Zimbabwean President Robert Mugabe meets his counterpart Xi Jinping in China today after being invited to visit, weeks after he was snubbed by U.S. President Barack Obama at a summit of African leaders he hosted in Washington.
Mugabe, 90, may use Xi’s invitation to seek economic aid and a rescue package as his country’s economy slows, as well as infrastructure funding for the Southern African Development Community, or SADC, a regional bloc that he is now chairman of.
Leader of Zimbabwe for 34 years, Mugabe’s seizure of land owned by white farmers and a series of elections marred by violence and irregularities have made him a pariah to governments in the Western world. It’s also undercut the country’s ability to borrow from global institutions. Yet China has long maintained close economic and diplomatic links, with Vice Premier Wang Yang visiting the country in May 2013 on a two-day official visit.
“Mugabe’s trip to China is to seek a last financial lifeline for his regime,” said Martyn Davies, chief executive officer of Johannesburg-based Frontier Advisory, which provides research on emerging markets. With China reforming its state-owned sector, Mugabe’s party would be “naive to assume that Chinese capital is as easy to get as it has been in previous years.”

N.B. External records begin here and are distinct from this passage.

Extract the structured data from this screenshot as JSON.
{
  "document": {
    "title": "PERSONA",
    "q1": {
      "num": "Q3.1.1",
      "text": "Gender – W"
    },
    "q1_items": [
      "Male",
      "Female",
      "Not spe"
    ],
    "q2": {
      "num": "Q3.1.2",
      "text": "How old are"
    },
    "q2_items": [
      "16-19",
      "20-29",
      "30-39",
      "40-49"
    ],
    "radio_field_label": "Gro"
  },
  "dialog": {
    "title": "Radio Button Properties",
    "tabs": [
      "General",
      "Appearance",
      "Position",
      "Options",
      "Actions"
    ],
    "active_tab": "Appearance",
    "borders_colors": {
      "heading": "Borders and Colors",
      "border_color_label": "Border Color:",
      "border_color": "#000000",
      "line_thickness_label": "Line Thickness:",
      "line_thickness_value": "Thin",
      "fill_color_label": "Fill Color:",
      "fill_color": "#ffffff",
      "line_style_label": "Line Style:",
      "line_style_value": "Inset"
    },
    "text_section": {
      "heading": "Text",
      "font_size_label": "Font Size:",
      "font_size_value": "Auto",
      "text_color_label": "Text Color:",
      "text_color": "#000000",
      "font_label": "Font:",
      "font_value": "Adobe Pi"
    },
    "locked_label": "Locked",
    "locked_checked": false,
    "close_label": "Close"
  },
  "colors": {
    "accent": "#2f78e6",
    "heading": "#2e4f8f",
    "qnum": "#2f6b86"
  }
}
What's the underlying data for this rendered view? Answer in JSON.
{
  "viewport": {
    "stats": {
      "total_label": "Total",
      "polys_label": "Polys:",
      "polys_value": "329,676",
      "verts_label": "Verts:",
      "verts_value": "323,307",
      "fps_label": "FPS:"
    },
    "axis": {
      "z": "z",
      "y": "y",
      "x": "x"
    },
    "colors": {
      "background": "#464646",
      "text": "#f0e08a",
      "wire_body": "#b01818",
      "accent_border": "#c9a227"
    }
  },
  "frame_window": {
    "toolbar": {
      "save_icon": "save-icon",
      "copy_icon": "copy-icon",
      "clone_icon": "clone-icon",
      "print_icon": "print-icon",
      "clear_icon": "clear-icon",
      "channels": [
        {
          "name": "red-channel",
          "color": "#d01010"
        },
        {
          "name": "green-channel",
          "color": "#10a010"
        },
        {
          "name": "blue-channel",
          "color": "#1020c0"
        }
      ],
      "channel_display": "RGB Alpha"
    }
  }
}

Mugabe will seek a $4 billion rescue package to stabilize its faltering economy, the Zimbabwe Independent reported on Aug. 1, citing unnamed sources. Finance Minister Patrick Chinamasa visited China in January and was told to come up with a fundable working plan to present to the authorities, it said.
Recession Risk
Zimbabwe’s economy is threatened with recession as factories shut, consumer spending slumps and deflation takes hold. Economic growth, which averaged 10 percent between 2009 and 2012, is forecast at 3.1 percent this year, according to the International Monetary Fund.
Mugabe, who is subject to U.S. sanctions, was one of four African leaders not invited by Obama to the Africa summit earlier this month. The others were Sudanese President Umar al-Bashir, who is wanted by the International Criminal Court for war crimes, and leaders from Eritrea and Central African Republic. In April, Zimbabwe boycotted a European Union-Africa summit after Mugabe’s wife, Grace, was denied a visa to enter Brussels.
Still, Mugabe won an endorsement from his fellow Southern African leaders this month when he was named head of the 15-nation SADC, the main political bloc in the region. Mugabe will “discuss infrastructural projects” with China that “add value” to regional products, Mugabe said last week at the end of the group’s annual summit in Zimbabwe’s resort town of Victoria Falls. He is also in line to lead the 54-nation African Union from 2015.
Mugabe’s Influence
“Since countries in the region and the regional organizations endorse Mugabe and his legitimacy, China certainly does not stand alone or feel vulnerable,” Yun Sun, a fellow with the East Asia Program at the Washington-based Stimson Center, said in an e-mail. China has long viewed Mugabe as an African liberation leader for his role in Zimbabwe’s independence and supporting Western-style democracy in Africa is not a goal for China, she said.
Mugabe’s chairmanship of SADC means he has great influence over the agendas of regional organizations, which China would like to participate in as much as possible, she said.
“Mugabe is a good friend of China,” He Wenping, director of the African Research Section at the Chinese Academy of Social Sciences, who visited Zimbabwe in May, said. “In Zimbabwe they are talking about a ‘Looking East’ policy. They’re not only looking for money, they’re also looking for development experiences and for friends.”
Platinum Reserves
Zimbabwe has the world’s biggest reserves of platinum after neighboring South Africa. China Power Investment Corp. may buy a Rio Tinto Plc (RIO) coal mine in Zimbabwe and build a thermal generator that would double the power-starved country’s capacity, Chinamasa said in March.
Trade between the two nations has more than doubled to $1.1 billion between 2010 and 2013, China’s ambassador to Zimbabwe, Lin Lin, said in an editorial published on Aug. 22 in Zimbabwe’s state-owned Herald newspaper. China’s investment in 2013 was $602 million, he said.
South Africa has in recent years replaced Zimbabwe as Beijing’s key ally in southern Africa, said Davies.
“Geopolitics may underpin the relationship but Chinese firms are also increasingly risk averse,” said Davies. “But considering Mugabe’s chairmanship of SADC and China’s intention to gain access to regional infrastructure build projects, this may bolster his hand somewhat.”